Crime & Justice

Trial of alleged mastermind behind Berta Cáceres’ murder begins

Tegucigalpa, Apr 6 (efe-epa).- The trial of an alleged mastermind behind the 2016 murder of award-winning environmentalist Berta Cáceres began in Honduras on Tuesday.

Cáceres, a winner of the prestigious Goldman Environmental Prize, was shot dead in her La Esperanza home by armed intruders five years ago. Her Mexican friend Gustavo Castro was also shot but played dead and survived.

The activist had campaigned against the Agua Zarca hydroelectric dam project developed by Desarrollos Energéticos (Desa) over concerns of threats to the environment and indigenous Lenca communities.

Four of eight defendants in the case were each sentenced in December 2019 to 34 years in prison for the murder of Cáceres and 16 years for the attempted murder of Castro. Three others were sentenced to 30 years in prison as co-perpetrators of the crime.

The trial began in a Tegucigalpa court after a more than three-hour delay in the transfer of former Desa president, former military intelligence officer and alleged “intellectual author” of the crime, Roberto David Castillo.

Cáceres’ daughter Laura Zúñiga and international observers were unable to enter the courtroom, according to trial monitor Qualified Observation Mission.

“We know that this process can open the doors (…) for the conclusion of the responsibility of those who paid and ordered the crime,” another daughter of Cáceres, Bertha Zúñiga, told EFE.
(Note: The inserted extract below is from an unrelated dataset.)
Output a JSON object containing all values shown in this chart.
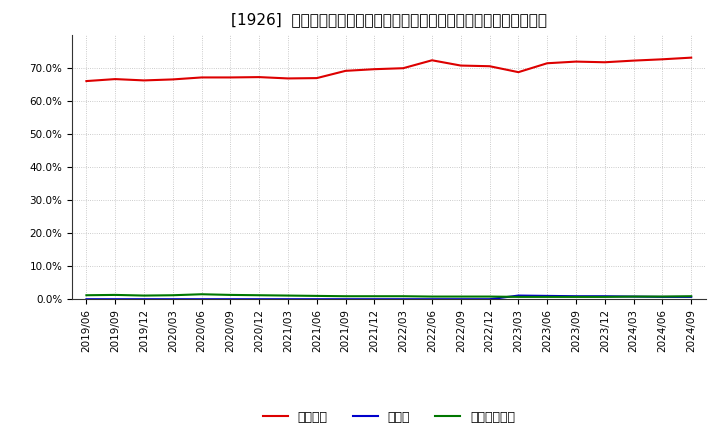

Zúñiga, coordinator of the Civic Council of Popular and Indigenous Organizations of Honduras (COPINH), said that the trial is also an opportunity to “reconstruct the events” that occurred on the day that Cáceres was assassinated.

“(We hope) for truth, for justice and to contribute to the guarantee of non-repetition of these crimes” against the defenders of territories and natural resources, she added.

“(We also hope to) break a little the structural impunity that exists in our country and that protects those people who are economic and political leaders.”

One of the Cáceres family’s lawyers, Víctor Fernández, told Efe that the murder is related to “acts of corruption, human rights violations, other murders and to the corrupt concession model that exists in the country.”

He said that he hopes that the trial will be carried out with a “gender and human rights perspective,” because the victim was a woman and this was “an element that favored the criminals to execute her.”

Cáceres’ mother Austra Berta Flores, her brothers and the Association for a More Just Society urged the court for “prompt justice, impartiality and judicial independence.”

They also expressed concern for about the upcoming expiration of preventive detention of Castillo, since he could “go free, flee the country or take his life to avoid further investigations and stop any process against the other intellectual authors” of the murder.